In a detailed report released on Tuesday, titled “Budget Watch for 2024/2025,” the PBO emphasized the need for the government to adopt alternative approaches to address the nation’s growing fiscal challenges.
The recommendation comes at a time when the government is grappling with the consequences of the rejected Finance Bill 2024, a setback that has led to significant cuts in public spending. Due to the stalled bill, the government had to scale back on its budget, including slashing funds allocated to various ministries and halting new development projects. The situation has also forced the administration to rely more heavily on development partners and foreign donors, who now cover a substantial 43% of the development budget.
The PBO—a body responsible for providing fiscal and economic guidance to the Kenyan Parliament—highlighted that introducing new tax measures might not result in higher revenue collections as anticipated. Instead, it pointed out that improving the efficiency of current tax systems could yield better results. The office suggested that technological advancements should be used to close existing loopholes in tax administration, advocating for improved compliance and enhanced monitoring of tax revenue.
The PBO report also highlighted the Treasury’s persistent struggle with revenue collection. In the 2022/2023 financial year, the government faced a revenue shortfall of 123 billion shillings, a gap that widened to 205 billion shillings by the close of the next fiscal year in June 2024. These revenue gaps have led to increasingly tough budget decisions, forcing the administration to prioritize expenditure rationalization and focus on viable financial reforms.
As a key strategy to address the shortfall, the PBO called for more efficient tax enforcement rather than new tax laws that might overburden Kenyans without necessarily guaranteeing compliance. The report advised the government to leverage existing tax frameworks and strengthen enforcement mechanisms, suggesting that such measures could be more effective in generating revenue than the addition of new tax policies.
Beyond tax reforms, the budget office urged the Ruto administration to enforce strict measures to curb unnecessary spending. This included reducing non-essential expenditures, implementing an e-procurement system to boost transparency, and prioritizing economically viable projects that could attract public-private partnerships. The PBO’s stance reflects a broader fiscal concern that Kenya’s economy, strained by the financial gaps of recent years, could face even greater challenges if fiscal policy is not managed prudently.
The Treasury, meanwhile, has tabled multiple proposals—some of which echo the previously rejected Finance Bill—that are under review for possible re-introduction. However, the PBO cautioned that each proposal must be carefully assessed for potential unintended impacts on the economy and the populace. According to the report, balancing the need for revenue with the citizens’ welfare should remain central to any future financial reforms.

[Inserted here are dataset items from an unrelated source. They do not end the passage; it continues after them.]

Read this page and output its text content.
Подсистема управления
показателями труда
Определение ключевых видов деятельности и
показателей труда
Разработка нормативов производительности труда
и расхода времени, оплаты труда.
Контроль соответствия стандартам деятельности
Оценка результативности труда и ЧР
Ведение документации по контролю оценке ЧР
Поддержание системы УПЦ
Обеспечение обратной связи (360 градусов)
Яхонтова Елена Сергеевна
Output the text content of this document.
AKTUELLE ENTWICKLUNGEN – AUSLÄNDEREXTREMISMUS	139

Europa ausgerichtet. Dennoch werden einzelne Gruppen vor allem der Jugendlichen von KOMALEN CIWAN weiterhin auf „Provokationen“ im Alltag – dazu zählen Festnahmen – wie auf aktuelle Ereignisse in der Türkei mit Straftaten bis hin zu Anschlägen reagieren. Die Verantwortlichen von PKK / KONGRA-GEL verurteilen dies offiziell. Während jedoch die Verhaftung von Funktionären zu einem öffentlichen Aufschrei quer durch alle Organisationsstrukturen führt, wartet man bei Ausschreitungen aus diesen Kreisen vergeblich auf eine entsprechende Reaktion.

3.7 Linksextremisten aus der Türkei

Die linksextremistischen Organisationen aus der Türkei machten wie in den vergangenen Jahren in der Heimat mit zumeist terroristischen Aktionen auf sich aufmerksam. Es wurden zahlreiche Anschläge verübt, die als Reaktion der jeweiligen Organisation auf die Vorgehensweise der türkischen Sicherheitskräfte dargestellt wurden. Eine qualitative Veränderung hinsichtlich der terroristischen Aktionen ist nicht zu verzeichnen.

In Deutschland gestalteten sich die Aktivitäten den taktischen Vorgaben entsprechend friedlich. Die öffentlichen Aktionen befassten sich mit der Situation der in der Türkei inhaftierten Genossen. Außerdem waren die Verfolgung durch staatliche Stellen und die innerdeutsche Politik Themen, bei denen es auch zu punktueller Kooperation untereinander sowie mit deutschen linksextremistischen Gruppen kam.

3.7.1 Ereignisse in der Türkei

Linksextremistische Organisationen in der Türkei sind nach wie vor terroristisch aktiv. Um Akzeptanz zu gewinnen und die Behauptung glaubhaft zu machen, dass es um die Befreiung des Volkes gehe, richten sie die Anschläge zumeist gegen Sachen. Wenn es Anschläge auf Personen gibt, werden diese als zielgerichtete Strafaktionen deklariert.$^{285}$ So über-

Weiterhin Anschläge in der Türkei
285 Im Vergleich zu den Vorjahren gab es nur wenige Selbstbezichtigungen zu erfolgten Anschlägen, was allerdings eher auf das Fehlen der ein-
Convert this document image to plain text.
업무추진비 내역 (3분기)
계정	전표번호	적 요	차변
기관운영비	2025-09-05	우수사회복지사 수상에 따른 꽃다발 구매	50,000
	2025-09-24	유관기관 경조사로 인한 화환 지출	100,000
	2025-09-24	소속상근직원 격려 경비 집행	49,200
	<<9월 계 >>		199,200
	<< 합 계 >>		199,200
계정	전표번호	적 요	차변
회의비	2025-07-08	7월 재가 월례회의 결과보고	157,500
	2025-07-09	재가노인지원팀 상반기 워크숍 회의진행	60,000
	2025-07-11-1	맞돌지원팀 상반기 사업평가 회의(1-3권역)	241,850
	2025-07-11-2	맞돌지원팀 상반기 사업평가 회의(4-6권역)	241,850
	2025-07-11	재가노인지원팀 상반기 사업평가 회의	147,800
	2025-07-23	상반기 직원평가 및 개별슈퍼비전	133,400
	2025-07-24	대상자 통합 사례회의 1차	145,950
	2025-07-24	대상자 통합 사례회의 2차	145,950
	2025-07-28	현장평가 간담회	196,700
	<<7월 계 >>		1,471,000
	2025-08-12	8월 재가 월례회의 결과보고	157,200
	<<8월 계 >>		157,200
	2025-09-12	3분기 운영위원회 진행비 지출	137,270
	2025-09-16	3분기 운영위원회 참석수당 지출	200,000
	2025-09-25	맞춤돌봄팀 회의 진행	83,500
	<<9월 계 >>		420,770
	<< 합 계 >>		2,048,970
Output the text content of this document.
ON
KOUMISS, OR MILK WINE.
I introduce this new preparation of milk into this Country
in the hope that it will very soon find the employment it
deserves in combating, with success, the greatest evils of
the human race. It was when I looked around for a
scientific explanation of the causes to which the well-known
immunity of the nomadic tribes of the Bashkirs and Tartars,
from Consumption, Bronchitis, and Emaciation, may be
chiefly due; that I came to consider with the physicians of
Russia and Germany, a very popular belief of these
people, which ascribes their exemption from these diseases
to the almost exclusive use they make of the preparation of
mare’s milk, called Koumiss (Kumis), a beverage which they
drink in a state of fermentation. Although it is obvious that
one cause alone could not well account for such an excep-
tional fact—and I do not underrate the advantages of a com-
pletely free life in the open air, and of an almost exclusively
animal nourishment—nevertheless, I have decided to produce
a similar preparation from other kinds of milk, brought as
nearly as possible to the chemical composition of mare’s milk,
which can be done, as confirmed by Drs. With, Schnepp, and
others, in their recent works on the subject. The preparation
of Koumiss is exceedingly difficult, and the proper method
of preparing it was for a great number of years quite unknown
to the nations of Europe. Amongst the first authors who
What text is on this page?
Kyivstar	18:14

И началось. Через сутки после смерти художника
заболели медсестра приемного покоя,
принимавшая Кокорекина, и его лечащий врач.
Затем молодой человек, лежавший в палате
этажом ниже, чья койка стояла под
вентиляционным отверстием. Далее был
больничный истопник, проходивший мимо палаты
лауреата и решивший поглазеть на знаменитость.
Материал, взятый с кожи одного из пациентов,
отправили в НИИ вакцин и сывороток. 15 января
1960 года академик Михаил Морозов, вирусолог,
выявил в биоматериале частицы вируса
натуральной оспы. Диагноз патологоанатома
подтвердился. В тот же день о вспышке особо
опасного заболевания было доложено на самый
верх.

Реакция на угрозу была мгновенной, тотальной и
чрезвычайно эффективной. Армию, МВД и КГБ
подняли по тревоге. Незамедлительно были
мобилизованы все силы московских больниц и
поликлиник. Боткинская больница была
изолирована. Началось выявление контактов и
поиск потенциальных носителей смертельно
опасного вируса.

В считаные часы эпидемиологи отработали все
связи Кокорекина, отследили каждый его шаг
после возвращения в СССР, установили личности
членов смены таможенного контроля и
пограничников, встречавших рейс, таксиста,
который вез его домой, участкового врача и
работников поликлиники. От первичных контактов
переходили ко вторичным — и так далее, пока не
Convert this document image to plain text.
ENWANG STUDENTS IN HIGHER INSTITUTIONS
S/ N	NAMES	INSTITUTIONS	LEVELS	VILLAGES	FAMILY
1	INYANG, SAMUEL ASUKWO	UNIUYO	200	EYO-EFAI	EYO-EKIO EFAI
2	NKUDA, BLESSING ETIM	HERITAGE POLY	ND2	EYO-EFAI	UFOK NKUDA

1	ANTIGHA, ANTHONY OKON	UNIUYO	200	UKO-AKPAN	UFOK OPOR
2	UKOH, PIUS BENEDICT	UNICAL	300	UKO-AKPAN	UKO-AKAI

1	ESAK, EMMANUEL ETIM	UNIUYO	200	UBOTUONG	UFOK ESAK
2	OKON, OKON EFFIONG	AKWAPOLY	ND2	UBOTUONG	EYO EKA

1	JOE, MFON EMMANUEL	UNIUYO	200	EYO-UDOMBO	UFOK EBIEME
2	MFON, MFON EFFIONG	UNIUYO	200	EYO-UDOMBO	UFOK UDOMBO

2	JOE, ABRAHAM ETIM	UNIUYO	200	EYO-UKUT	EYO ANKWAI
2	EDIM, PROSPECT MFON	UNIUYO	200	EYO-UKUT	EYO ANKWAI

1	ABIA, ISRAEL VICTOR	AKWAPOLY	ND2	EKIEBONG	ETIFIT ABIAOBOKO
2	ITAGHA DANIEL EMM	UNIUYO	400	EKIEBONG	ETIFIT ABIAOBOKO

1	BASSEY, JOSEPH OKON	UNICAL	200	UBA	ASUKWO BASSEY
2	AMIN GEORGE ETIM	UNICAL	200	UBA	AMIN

This latest report from the PBO, known for its role in shaping the nation’s budgetary framework, underscores the need for a thoughtful, well-rounded approach to economic policy. By focusing on tightening existing tax structures and optimizing resource allocation, the Ruto administration may find a way to navigate Kenya’s economic challenges without resorting to new taxes—a move that could resonate positively with a population already feeling the financial strain.